First-Principles Molecular Dynamics Study of a NaF–AlF 3 Molten Salt with a Low Molecular Ratio

This paper reports-the results of the first-principles molecular dynamics calculations of the NaF–AlF 3 electrolyte molten salt system with a low molecular ratio (1.3). The local ion structures of the NaF–AlF 3 molten salt system mainly included four-coordination [AlF 4 ] – , five-coordination [AlF 5 ] 2– , and a few six-coordination [AlF 6 ] 3– structures. The first peak of the radial distribution function of the Al–F ion pair was the highest, and the interactions between Al and F ions were strong, which made the molten salt structure complex.
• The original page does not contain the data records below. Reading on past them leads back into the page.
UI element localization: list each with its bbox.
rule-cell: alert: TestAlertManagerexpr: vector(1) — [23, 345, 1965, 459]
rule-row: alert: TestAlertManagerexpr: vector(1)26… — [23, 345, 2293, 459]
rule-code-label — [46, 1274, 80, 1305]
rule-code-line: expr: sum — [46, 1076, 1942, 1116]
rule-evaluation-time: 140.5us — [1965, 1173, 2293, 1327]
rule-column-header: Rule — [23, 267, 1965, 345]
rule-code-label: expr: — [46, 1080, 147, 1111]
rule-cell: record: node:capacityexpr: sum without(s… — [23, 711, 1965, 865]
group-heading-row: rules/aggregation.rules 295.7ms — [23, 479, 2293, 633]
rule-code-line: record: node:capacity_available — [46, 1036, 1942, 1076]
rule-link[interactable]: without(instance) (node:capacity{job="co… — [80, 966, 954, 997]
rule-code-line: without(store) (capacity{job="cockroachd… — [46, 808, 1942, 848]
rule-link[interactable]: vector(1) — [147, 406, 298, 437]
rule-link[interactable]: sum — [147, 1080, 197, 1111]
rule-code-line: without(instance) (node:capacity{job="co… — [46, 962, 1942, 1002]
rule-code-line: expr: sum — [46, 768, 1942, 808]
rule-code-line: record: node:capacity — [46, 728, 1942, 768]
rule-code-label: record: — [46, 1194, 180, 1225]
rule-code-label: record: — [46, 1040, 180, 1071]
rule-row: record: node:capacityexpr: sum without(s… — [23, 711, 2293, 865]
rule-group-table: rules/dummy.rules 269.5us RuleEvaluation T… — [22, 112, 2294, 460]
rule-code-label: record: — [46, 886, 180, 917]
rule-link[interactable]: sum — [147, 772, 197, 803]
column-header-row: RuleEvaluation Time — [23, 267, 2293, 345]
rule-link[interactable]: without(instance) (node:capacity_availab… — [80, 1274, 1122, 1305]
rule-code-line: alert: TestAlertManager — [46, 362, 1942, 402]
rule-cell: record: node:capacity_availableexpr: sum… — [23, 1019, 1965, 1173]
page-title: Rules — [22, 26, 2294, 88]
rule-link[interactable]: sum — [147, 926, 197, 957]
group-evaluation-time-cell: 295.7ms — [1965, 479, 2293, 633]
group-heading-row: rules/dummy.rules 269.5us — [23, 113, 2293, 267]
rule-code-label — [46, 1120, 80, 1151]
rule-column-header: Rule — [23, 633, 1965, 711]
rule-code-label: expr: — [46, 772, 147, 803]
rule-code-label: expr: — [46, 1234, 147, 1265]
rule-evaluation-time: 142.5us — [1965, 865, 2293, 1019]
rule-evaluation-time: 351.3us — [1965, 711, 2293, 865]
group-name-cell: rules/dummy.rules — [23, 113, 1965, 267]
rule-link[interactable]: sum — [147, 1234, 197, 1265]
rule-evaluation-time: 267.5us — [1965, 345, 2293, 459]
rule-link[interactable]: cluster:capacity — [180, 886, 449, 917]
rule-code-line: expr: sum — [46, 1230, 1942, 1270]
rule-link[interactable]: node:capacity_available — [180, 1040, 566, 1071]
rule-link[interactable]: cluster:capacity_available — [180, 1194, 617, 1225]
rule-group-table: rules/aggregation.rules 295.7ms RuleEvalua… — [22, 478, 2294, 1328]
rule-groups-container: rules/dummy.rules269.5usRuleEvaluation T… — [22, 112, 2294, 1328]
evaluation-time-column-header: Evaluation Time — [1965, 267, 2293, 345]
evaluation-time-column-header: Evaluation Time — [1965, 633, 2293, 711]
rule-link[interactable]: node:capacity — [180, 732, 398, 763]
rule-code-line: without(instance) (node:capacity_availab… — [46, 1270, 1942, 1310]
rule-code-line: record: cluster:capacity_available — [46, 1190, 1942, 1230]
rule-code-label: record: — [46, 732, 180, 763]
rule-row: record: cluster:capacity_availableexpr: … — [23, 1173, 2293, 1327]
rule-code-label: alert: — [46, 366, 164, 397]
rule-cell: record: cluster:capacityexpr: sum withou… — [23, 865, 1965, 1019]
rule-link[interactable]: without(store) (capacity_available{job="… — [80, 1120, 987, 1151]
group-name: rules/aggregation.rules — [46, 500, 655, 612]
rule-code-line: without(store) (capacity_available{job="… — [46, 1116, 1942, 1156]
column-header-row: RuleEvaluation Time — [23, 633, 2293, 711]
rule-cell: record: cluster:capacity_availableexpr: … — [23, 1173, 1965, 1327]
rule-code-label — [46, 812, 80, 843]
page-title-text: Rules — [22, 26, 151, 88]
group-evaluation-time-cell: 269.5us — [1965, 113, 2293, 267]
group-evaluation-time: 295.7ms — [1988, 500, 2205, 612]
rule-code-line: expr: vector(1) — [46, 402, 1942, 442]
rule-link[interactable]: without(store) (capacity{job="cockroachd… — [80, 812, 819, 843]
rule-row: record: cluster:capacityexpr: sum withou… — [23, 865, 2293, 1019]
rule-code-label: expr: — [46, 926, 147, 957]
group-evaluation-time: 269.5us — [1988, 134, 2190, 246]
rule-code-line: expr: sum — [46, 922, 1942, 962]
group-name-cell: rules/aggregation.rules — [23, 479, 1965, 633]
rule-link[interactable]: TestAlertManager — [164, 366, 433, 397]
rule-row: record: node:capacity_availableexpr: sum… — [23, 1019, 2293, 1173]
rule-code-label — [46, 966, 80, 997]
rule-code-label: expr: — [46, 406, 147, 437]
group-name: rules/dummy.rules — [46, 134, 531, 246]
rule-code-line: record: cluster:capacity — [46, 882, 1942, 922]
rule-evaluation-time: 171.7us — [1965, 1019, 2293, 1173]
The average coordination number of the Al–F ion pair was 4.53. The coordination distribution of the ion structure was that four-coordination [AlF 4 ] – and five-coordination [AlF 5 ] 2– structures accounted for more than 90%, while six-coordination [AlF 6 ] 3– structures accounted for less than 10%. The F ion type distribution was mainly terminal fluorine F t , while bridge fluorine F b and free fluorine F f accounted for less.The angular distribution of the Al–F–Al bond was 94°, 114°, and 171°. The Al–F bond has ionic properties, but because F-2 p is hybridized with Al-3 s and 3 p orbitals, Al–F ions also have covalent properties. The average Mulliken bond population of Al–F was 0.29, which is much larger than that of F–F and Na–F. Therefore, the covalent interactions between Al–F ion pairs were strong. The order of ion diffusion ability in the NaF–AlF 3 molten salt was Na + > F – > Al 3+ . The viscosity of the molten salt was 1.479 mPa s, and the ionic conductivity was 1.306 S/cm. These calculation results provide data support for the application of the NaF–AlF 3 low-temperature aluminum electrolyte system.